Publikacja: 12.03.2024 03:00

Warszawa 07.07.1994. Wizyta prezydenta Stanów Zjednoczonych Billa Clintona w Polsce

Warszawa 07.07.1994. Wizyta prezydenta Stanów Zjednoczonych Billa Clintona w Polsce

Foto: PAP, Piotr Gęsicki

Decyzja Billa Clintona o poszerzeniu NATO przesądziła o tym, że Polska jest dziś częścią Zachodu. Kiedy ją podjął?

Już styczniu 1994 r. Clinton złożył w Pradze deklarację, że „rozszerzenie NATO to nie jest kwestia »czy«, ale »kiedy« i »jak«”. Wtedy jednak kierował się głównie chęcią wyjścia naprzeciw oczekiwaniom Polski oraz innych krajów Grupy Wyszehradzkiej, które domagały się otwarcia sojuszu atlantyckiego dla nowych demokracji z Europy Środkowej. Stanowisko prezydenta oraz kierownictwa USA krystalizowało się przez kilka kolejnych miesięcy. Pod koniec 1994 r. administracja miała już w tej sprawie jasny pogląd i z jej inicjatywy NATO zapowiedziało, że zostaną podjęte wspólne prace koncepcyjne nad poszerzeniem sojuszu. 

Czytaj więcej

Jerzy Surdykowski: Droga Polski do NATO – Opowieść o nadziei, brawach i wyzwaniach

Clinton doszedł do wniosku, że w ten sposób utrwali korzystny dla Stanów Zjednoczonych układ sił? A może liczył, że wprowadzając Polskę do Zachodu, zyska trwałego, tradycyjnie proamerykańskiego sojusznika w instytucjach europejskich?
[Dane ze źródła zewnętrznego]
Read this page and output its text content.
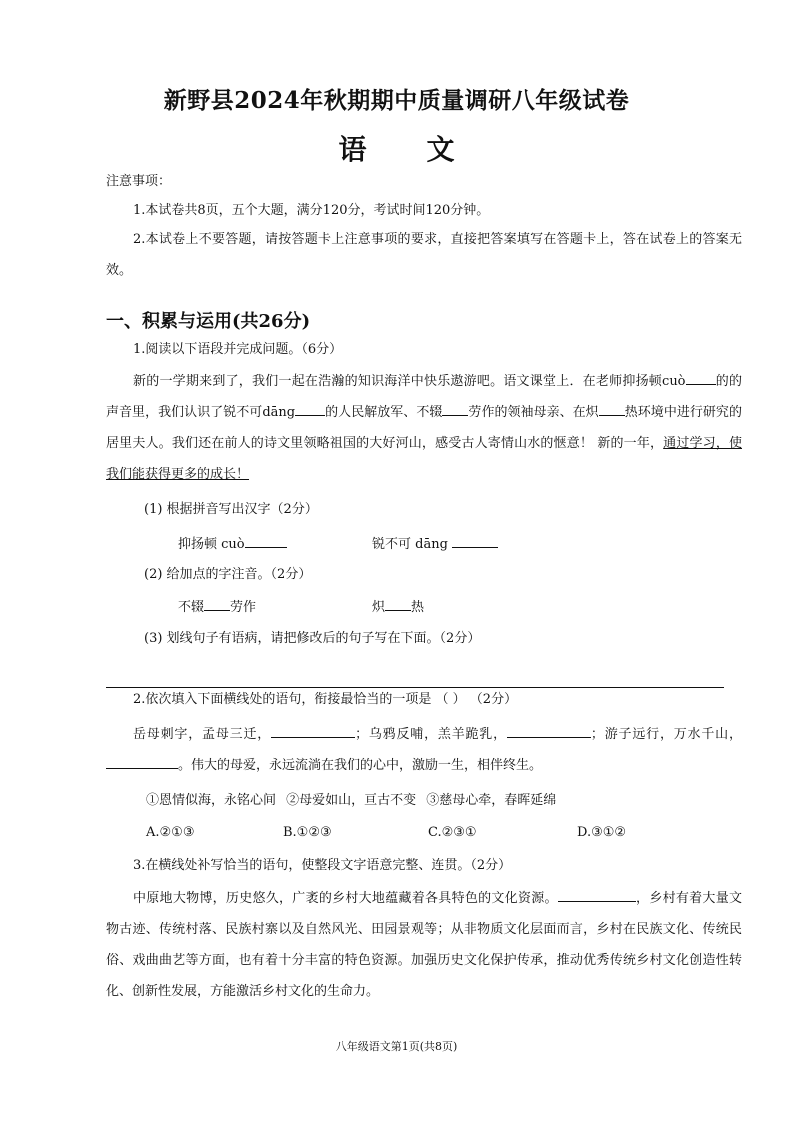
新野县2024年秋期期中质量调研八年级试卷
语 文
注意事项：
1.本试卷共8页，五个大题，满分120分，考试时间120分钟。
2.本试卷上不要答题，请按答题卡上注意事项的要求，直接把答案填写在答题卡上，答在试卷上的答案无效。
一、积累与运用(共26分)
1.阅读以下语段并完成问题。（6分）
新的一学期来到了，我们一起在浩瀚的知识海洋中快乐遨游吧。语文课堂上．在老师抑扬顿cuò 的的声音里，我们认识了锐不可dāng 的人民解放军、不辍 劳作的领袖母亲、在炽 热环境中进行研究的居里夫人。我们还在前人的诗文里领略祖国的大好河山，感受古人寄情山水的惬意！ 新的一年，通过学习，使我们能获得更多的成长！
(1) 根据拼音写出汉字（2分）
抑扬顿 cuò	锐不可 dāng
(2) 给加点的字注音。（2分）
不辍 劳作	炽 热
(3) 划线句子有语病，请把修改后的句子写在下面。（2分）
2.依次填入下面横线处的语句，衔接最恰当的一项是 （ ） （2分）
岳母刺字，孟母三迁，	；乌鸦反哺，羔羊跪乳，	；游子远行，万水千山，。伟大的母爱，永远流淌在我们的心中，激励一生，相伴终生。
①恩情似海，永铭心间 ②母爱如山，亘古不变 ③慈母心牵，春晖延绵
A.②①③	B.①②③	C.②③①	D.③①②
3.在横线处补写恰当的语句，使整段文字语意完整、连贯。（2分）
中原地大物博，历史悠久，广袤的乡村大地蕴藏着各具特色的文化资源。	，乡村有着大量文物古迹、传统村落、民族村寨以及自然风光、田园景观等；从非物质文化层面而言，乡村在民族文化、传统民俗、戏曲曲艺等方面，也有着十分丰富的特色资源。加强历史文化保护传承，推动优秀传统乡村文化创造性转化、创新性发展，方能激活乡村文化的生命力。
八年级语文第1页(共8页)
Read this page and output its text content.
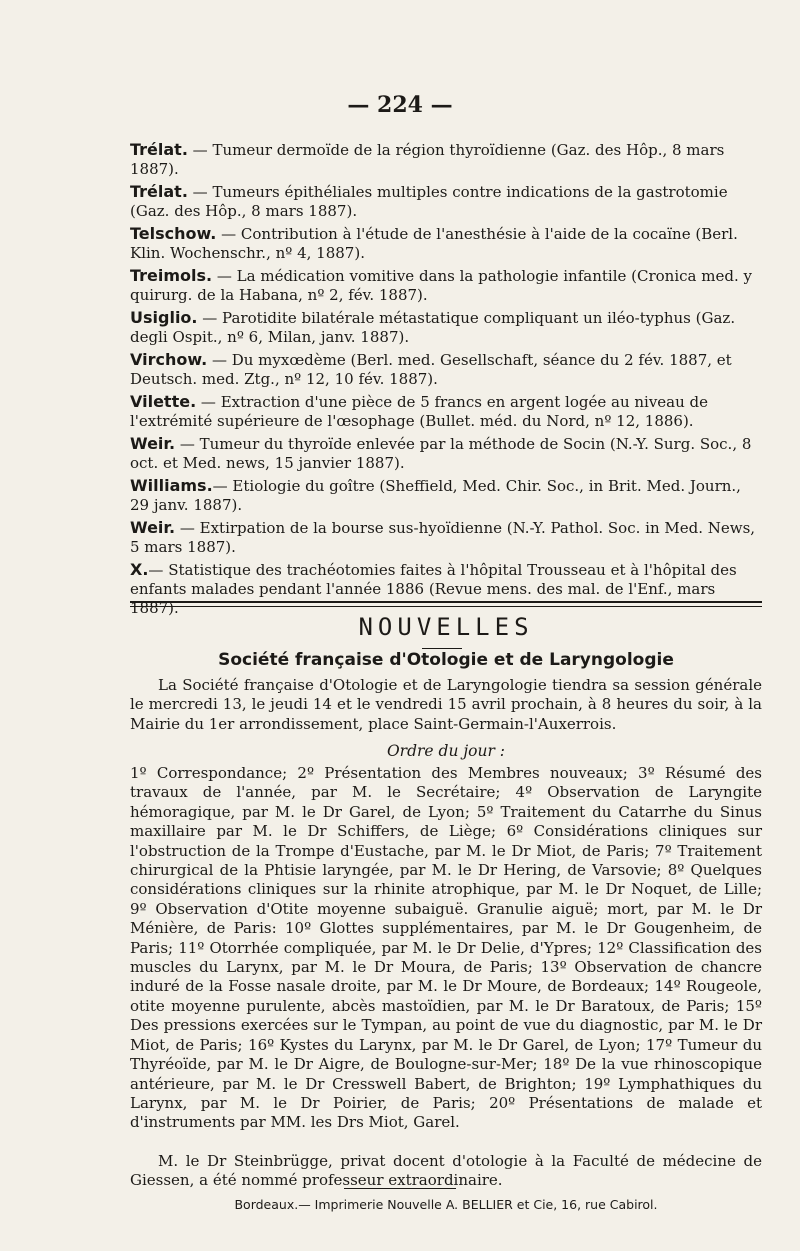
— 224 —
Trélat. — Tumeur dermoïde de la région thyroïdienne (Gaz. des Hôp., 8 mars 1887).
Trélat. — Tumeurs épithéliales multiples contre indications de la gastrotomie (Gaz. des Hôp., 8 mars 1887).
Telschow. — Contribution à l'étude de l'anesthésie à l'aide de la cocaïne (Berl. Klin. Wochenschr., nº 4, 1887).
Treimols. — La médication vomitive dans la pathologie infantile (Cronica med. y quirurg. de la Habana, nº 2, fév. 1887).
Usiglio. — Parotidite bilatérale métastatique compliquant un iléo-typhus (Gaz. degli Ospit., nº 6, Milan, janv. 1887).
Virchow. — Du myxœdème (Berl. med. Gesellschaft, séance du 2 fév. 1887, et Deutsch. med. Ztg., nº 12, 10 fév. 1887).
Vilette. — Extraction d'une pièce de 5 francs en argent logée au niveau de l'extrémité supérieure de l'œsophage (Bullet. méd. du Nord, nº 12, 1886).
Weir. — Tumeur du thyroïde enlevée par la méthode de Socin (N.-Y. Surg. Soc., 8 oct. et Med. news, 15 janvier 1887).
Williams.— Etiologie du goître (Sheffield, Med. Chir. Soc., in Brit. Med. Journ., 29 janv. 1887).
Weir. — Extirpation de la bourse sus-hyoïdienne (N.-Y. Pathol. Soc. in Med. News, 5 mars 1887).
X.— Statistique des trachéotomies faites à l'hôpital Trousseau et à l'hôpital des enfants malades pendant l'année 1886 (Revue mens. des mal. de l'Enf., mars 1887).
NOUVELLES
Société française d'Otologie et de Laryngologie
La Société française d'Otologie et de Laryngologie tiendra sa session générale le mercredi 13, le jeudi 14 et le vendredi 15 avril prochain, à 8 heures du soir, à la Mairie du 1er arrondissement, place Saint-Germain-l'Auxerrois.
Ordre du jour :
1º Correspondance; 2º Présentation des Membres nouveaux; 3º Résumé des travaux de l'année, par M. le Secrétaire; 4º Observation de Laryngite hémoragique, par M. le Dr Garel, de Lyon; 5º Traitement du Catarrhe du Sinus maxillaire par M. le Dr Schiffers, de Liège; 6º Considérations cliniques sur l'obstruction de la Trompe d'Eustache, par M. le Dr Miot, de Paris; 7º Traitement chirurgical de la Phtisie laryngée, par M. le Dr Hering, de Varsovie; 8º Quelques considérations cliniques sur la rhinite atrophique, par M. le Dr Noquet, de Lille; 9º Observation d'Otite moyenne subaiguë. Granulie aiguë; mort, par M. le Dr Ménière, de Paris: 10º Glottes supplémentaires, par M. le Dr Gougenheim, de Paris; 11º Otorrhée compliquée, par M. le Dr Delie, d'Ypres; 12º Classification des muscles du Larynx, par M. le Dr Moura, de Paris; 13º Observation de chancre induré de la Fosse nasale droite, par M. le Dr Moure, de Bordeaux; 14º Rougeole, otite moyenne purulente, abcès mastoïdien, par M. le Dr Baratoux, de Paris; 15º Des pressions exercées sur le Tympan, au point de vue du diagnostic, par M. le Dr Miot, de Paris; 16º Kystes du Larynx, par M. le Dr Garel, de Lyon; 17º Tumeur du Thyréoïde, par M. le Dr Aigre, de Boulogne-sur-Mer; 18º De la vue rhinoscopique antérieure, par M. le Dr Cresswell Babert, de Brighton; 19º Lymphathiques du Larynx, par M. le Dr Poirier, de Paris; 20º Présentations de malade et d'instruments par MM. les Drs Miot, Garel.
M. le Dr Steinbrügge, privat docent d'otologie à la Faculté de médecine de Giessen, a été nommé professeur extraordinaire.
Bordeaux.— Imprimerie Nouvelle A. BELLIER et Cie, 16, rue Cabirol.
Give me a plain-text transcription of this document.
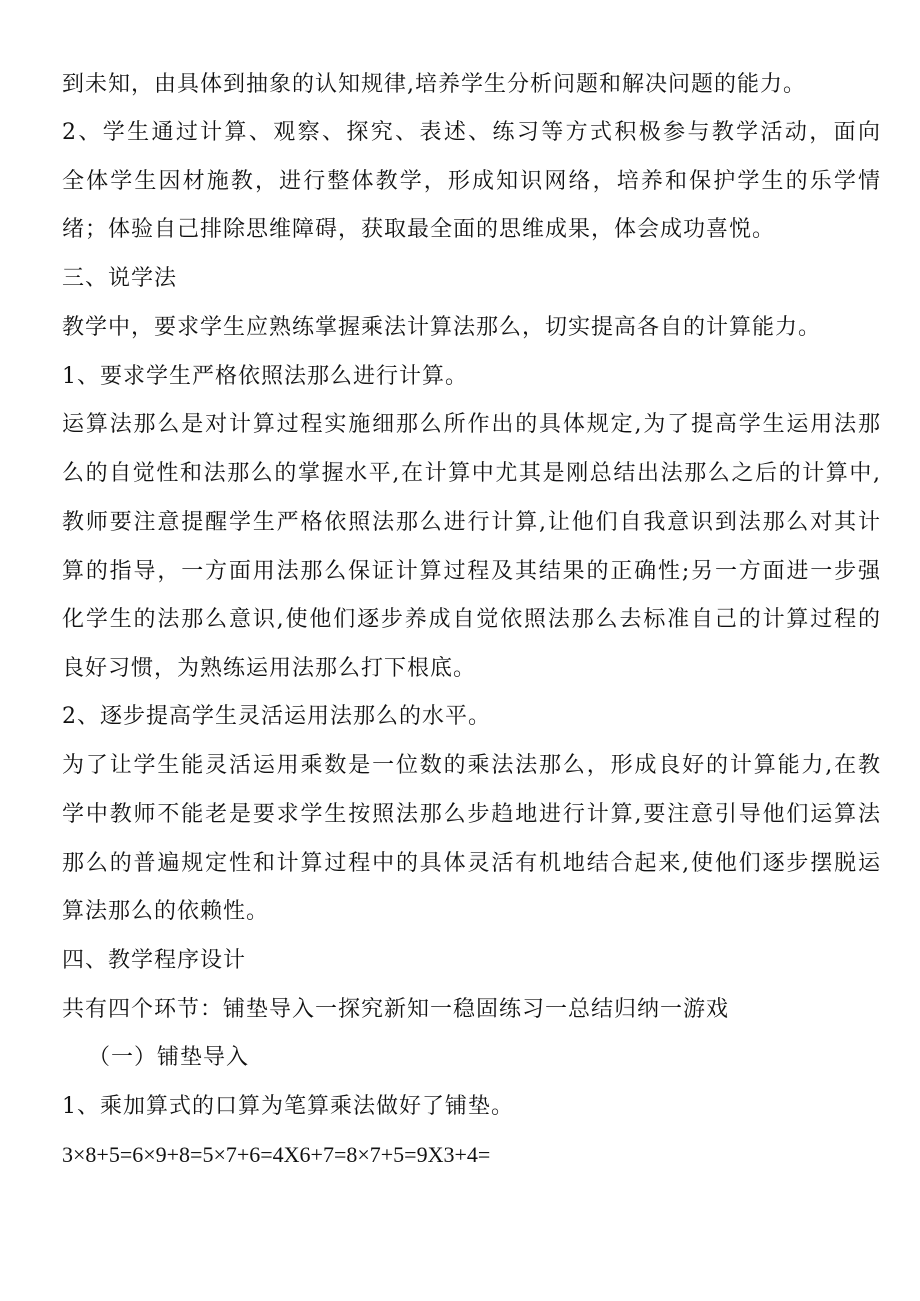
到未知，由具体到抽象的认知规律,培养学生分析问题和解决问题的能力。
2、学生通过计算、观察、探究、表述、练习等方式积极参与教学活动，面向
全体学生因材施教，进行整体教学，形成知识网络，培养和保护学生的乐学情
绪；体验自己排除思维障碍，获取最全面的思维成果，体会成功喜悦。
三、说学法
教学中，要求学生应熟练掌握乘法计算法那么，切实提高各自的计算能力。
1、要求学生严格依照法那么进行计算。
运算法那么是对计算过程实施细那么所作出的具体规定,为了提高学生运用法那
么的自觉性和法那么的掌握水平,在计算中尤其是刚总结出法那么之后的计算中,
教师要注意提醒学生严格依照法那么进行计算,让他们自我意识到法那么对其计
算的指导，一方面用法那么保证计算过程及其结果的正确性;另一方面进一步强
化学生的法那么意识,使他们逐步养成自觉依照法那么去标准自己的计算过程的
良好习惯，为熟练运用法那么打下根底。
2、逐步提高学生灵活运用法那么的水平。
为了让学生能灵活运用乘数是一位数的乘法法那么，形成良好的计算能力,在教
学中教师不能老是要求学生按照法那么步趋地进行计算,要注意引导他们运算法
那么的普遍规定性和计算过程中的具体灵活有机地结合起来,使他们逐步摆脱运
算法那么的依赖性。
四、教学程序设计
共有四个环节：铺垫导入一探究新知一稳固练习一总结归纳一游戏
（一）铺垫导入
1、乘加算式的口算为笔算乘法做好了铺垫。
3×8+5=6×9+8=5×7+6=4X6+7=8×7+5=9X3+4=
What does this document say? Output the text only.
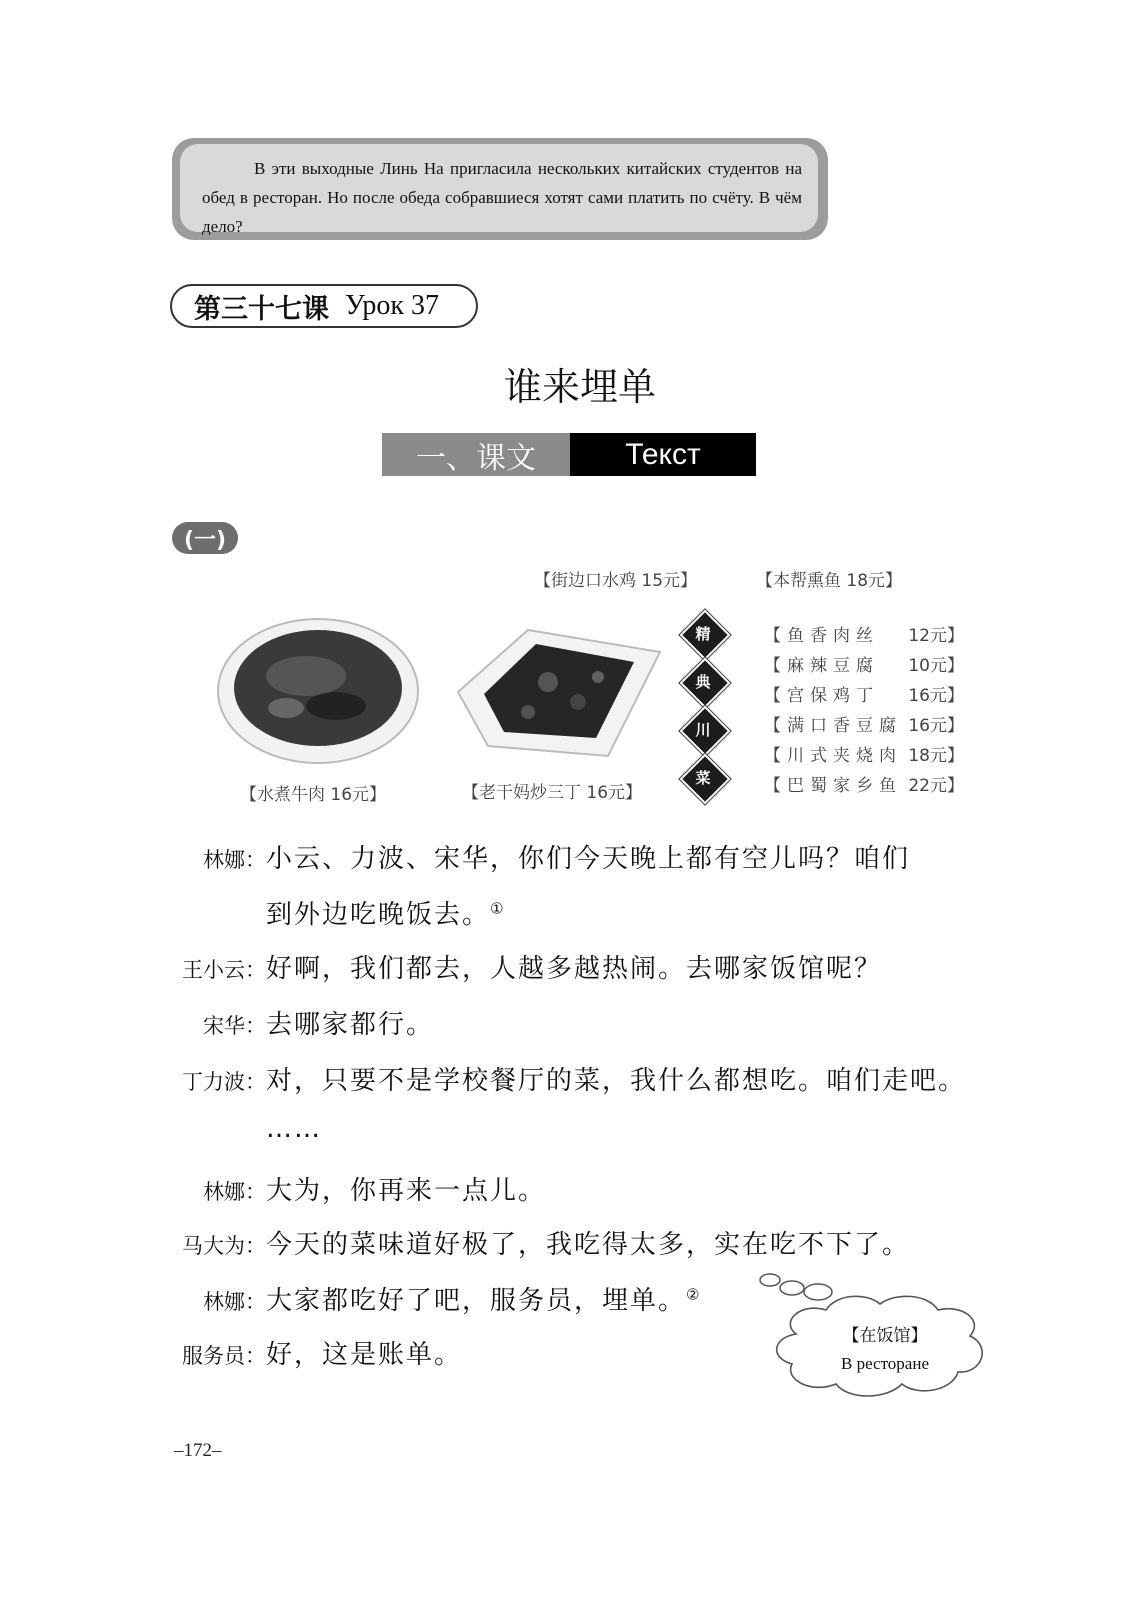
В эти выходные Линь На пригласила нескольких китайских студентов на обед в ресторан. Но после обеда собравшиеся хотят сами платить по счёту. В чём дело?
第三十七课 Урок 37
谁来埋单
一、课文	Текст
(一)
【街边口水鸡 15元】	【本帮熏鱼 18元】
精
典
川
菜
【鱼香肉丝 12元】
【麻辣豆腐 10元】
【宫保鸡丁 16元】
【满口香豆腐 16元】
【川式夹烧肉 18元】
【巴蜀家乡鱼 22元】
【水煮牛肉 16元】	【老干妈炒三丁 16元】
林娜： 小云、力波、宋华，你们今天晚上都有空儿吗？咱们
到外边吃晚饭去。①
王小云： 好啊，我们都去，人越多越热闹。去哪家饭馆呢？
宋华： 去哪家都行。
丁力波： 对，只要不是学校餐厅的菜，我什么都想吃。咱们走吧。
……
林娜： 大为，你再来一点儿。
马大为： 今天的菜味道好极了，我吃得太多，实在吃不下了。
林娜： 大家都吃好了吧，服务员，埋单。②
服务员： 好，这是账单。
【在饭馆】
В ресторане
–172–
To nie był, jak w przypadku Ronalda Reagana, efekt wcześniej przyjętej wizji i strategii. Od 1989 r. wydarzenia w naszej części Europy toczyły się błyskawicznie. Administracja George’a H. Busha była nimi zaskoczona, nie miała jasnej koncepcji, jak działać po rozwiązaniu Układu Warszawskiego i rozpadzie ZSRR. Bill Clinton jako gubernator stanu Arkansas nie posiadał doświadczenia w sprawach zagranicznych, a w 1992 r. wygrał wybory pod hasłem „Gospodarka, głupcze!”. Zakładał, że skoro Ameryka wygrała zimną wojnę, to teraz powinna się skoncentrować na rozwiązywaniu problemów krajowych. Był to zarazem atut, bo istniała możliwość wpływania na jego sposób myślenia o świecie, zwłaszcza że był człowiekiem bardzo otwartym.

Kiedy zaczął zmieniać zdanie? 

W kwietniu 1993 r. na uroczystość otwarcia Muzeum Holokaustu do Waszyngtonu przylecieli prezydenci Lech Wałęsa i Václav Havel. Podczas swoich spotkań z Clintonem obaj w zdecydowany sposób przedstawili mocne przesłanie: nowe demokracje chcą dołączyć do NATO, co jednocześnie doprowadzi do likwidacji szarej strefy bezpieczeństwa w Europie Środkowej. To na amerykańskim prezydencie wywarło wielkie wrażenie. W sierpniu tego samego roku do Warszawy przyjeżdża Borys Jelcyn i pod wpływem Lecha Wałęsy zgadza się na wspólną deklarację, w której Rosja oświadcza, że nie wyraża sprzeciwu wobec zamiaru Polski przystąpienia do NATO. Kilka godzin później dyrektor Departamentu Ameryk Północnej i Południowej w MSZ Zbigniew Lewicki informuje Daniela Frieda, dyrektora w Narodowej Radzie Bezpieczeństwa USA (NSC), o przełomie w postawie Moskwy i apeluje o podjęcie przez Amerykanów szybkich działań w kierunku poszerzenia NATO. Fried, który niedawno wrócił z placówki dyplomatycznej w Warszawie i mocno wspiera polskie aspiracje, odpowiada bez ogródek: nic nie możemy zrobić, nie jesteśmy na to gotowi. Tymczasem dwa tygodnie później Jelcyn wycofuje się z warszawskiej deklaracji; pisze list do przywódców sojuszu, w którym wyraża sprzeciw wobec poszerzenia NATO. Dla nas to był punkt wyjątkowo istotny. Stało się oczywiste, że skoro Kreml stawia tę kwestię tak ostro, to musimy rozpocząć batalię w Ameryce, która rozstrzygnie o tym, czy Polska na trwałe znajdzie się w wolnym świecie.  

Czytaj więcej

Jędrzej Bielecki: Polska w NATO – drugiej takiej szansy już nie będzie

Skoro Clinton niezbyt interesował się sprawami zagranicznymi, na czyich radach opierał się najbardziej?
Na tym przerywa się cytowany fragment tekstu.